Running on the jagged snow and slippery ice required two weeks of practice before I did not consistently fall flat on my face.

To compare the foraging patterns of the adults across these periods, special loggers capable of recording GPS location, depth, and acceleration data were deployed during each period onto about 20 individuals. This meant each penguin would be captured four times, a deployment and recuperation for both the brooding stage and the creching stage. The process of capturing the penguin resembles that of a cartoon. The moment we are alerted of an exiting penguin of importance (POI), we grab the materials and race to the correct exit. Running on the jagged snow and slippery ice required two weeks of practice before I did not consistently fall flat on my face. With a large net and strategic herding, we eventually ensnare the penguin. We then take a set of biometric measurements (beak length/height and wing lengths), a feces swab, a blood sample, and some feathers. These samples are used to gather various information about the individual, from diet to sex and even stress levels. We then loop tape and zip-ties under the feathers and around the logger. While never an ideal system, the loggers were designed with aerodynamics in mind, and the tape comes off with minimal effort at recuperation. Once we have recuperated the logger, we can see all the data from the last 10 to 15 days. Data comparisons are fascinating, not only for different life stage information but also to see differences between the individuals in a couple. We will eventually analyze their behavior for different survival strategies.

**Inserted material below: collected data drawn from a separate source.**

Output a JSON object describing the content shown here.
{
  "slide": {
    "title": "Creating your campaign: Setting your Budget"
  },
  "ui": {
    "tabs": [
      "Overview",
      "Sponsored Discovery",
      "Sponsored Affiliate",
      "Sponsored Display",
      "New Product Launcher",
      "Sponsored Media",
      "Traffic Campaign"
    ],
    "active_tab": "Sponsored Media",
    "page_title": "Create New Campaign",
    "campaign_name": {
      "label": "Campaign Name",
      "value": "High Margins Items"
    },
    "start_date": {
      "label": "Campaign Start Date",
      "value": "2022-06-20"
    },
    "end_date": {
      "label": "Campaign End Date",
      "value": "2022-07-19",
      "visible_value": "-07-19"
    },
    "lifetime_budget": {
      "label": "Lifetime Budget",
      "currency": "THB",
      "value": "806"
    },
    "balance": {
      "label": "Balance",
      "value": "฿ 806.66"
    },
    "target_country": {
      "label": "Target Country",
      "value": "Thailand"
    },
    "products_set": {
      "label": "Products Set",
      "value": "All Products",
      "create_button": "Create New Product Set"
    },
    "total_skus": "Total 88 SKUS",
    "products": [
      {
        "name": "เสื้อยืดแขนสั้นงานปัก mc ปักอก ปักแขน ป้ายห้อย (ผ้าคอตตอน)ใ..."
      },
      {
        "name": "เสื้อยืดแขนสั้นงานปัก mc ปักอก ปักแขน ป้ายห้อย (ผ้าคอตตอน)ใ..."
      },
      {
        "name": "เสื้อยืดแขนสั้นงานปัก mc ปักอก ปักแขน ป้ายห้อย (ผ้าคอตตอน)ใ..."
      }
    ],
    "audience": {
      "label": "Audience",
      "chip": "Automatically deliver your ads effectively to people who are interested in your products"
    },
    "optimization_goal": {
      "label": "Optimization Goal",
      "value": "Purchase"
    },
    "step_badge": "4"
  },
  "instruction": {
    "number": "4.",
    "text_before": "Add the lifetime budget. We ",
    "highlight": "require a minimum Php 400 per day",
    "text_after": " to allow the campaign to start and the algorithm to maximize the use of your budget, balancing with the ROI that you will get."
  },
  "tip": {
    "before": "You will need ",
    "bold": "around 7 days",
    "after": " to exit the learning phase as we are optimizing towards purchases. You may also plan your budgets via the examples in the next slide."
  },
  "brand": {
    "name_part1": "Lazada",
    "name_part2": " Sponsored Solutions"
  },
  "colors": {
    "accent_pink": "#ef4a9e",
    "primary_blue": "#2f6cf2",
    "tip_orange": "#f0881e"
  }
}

All in all, this experience has been a remarkable one. Working in the Antarctic requires not only tolerance to the cold and the infernal smell of penguin excrement but also the flexibility to cope with a last-minute change of plans; the cooperation with the logistic and safety teams; and the patience to eat, sleep, and socialize with the same group of people you work with each day. The decreased access to resources like the internet and Digi-key Electronics ordering makes the engineering process more difficult. You are left to rely only on the knowledge of yourself, your peers, and the tools that you have already laying around. I am thrilled to return with an expanded view of what field engineering and biology can be like and the many opportunities to continue work like this in the future.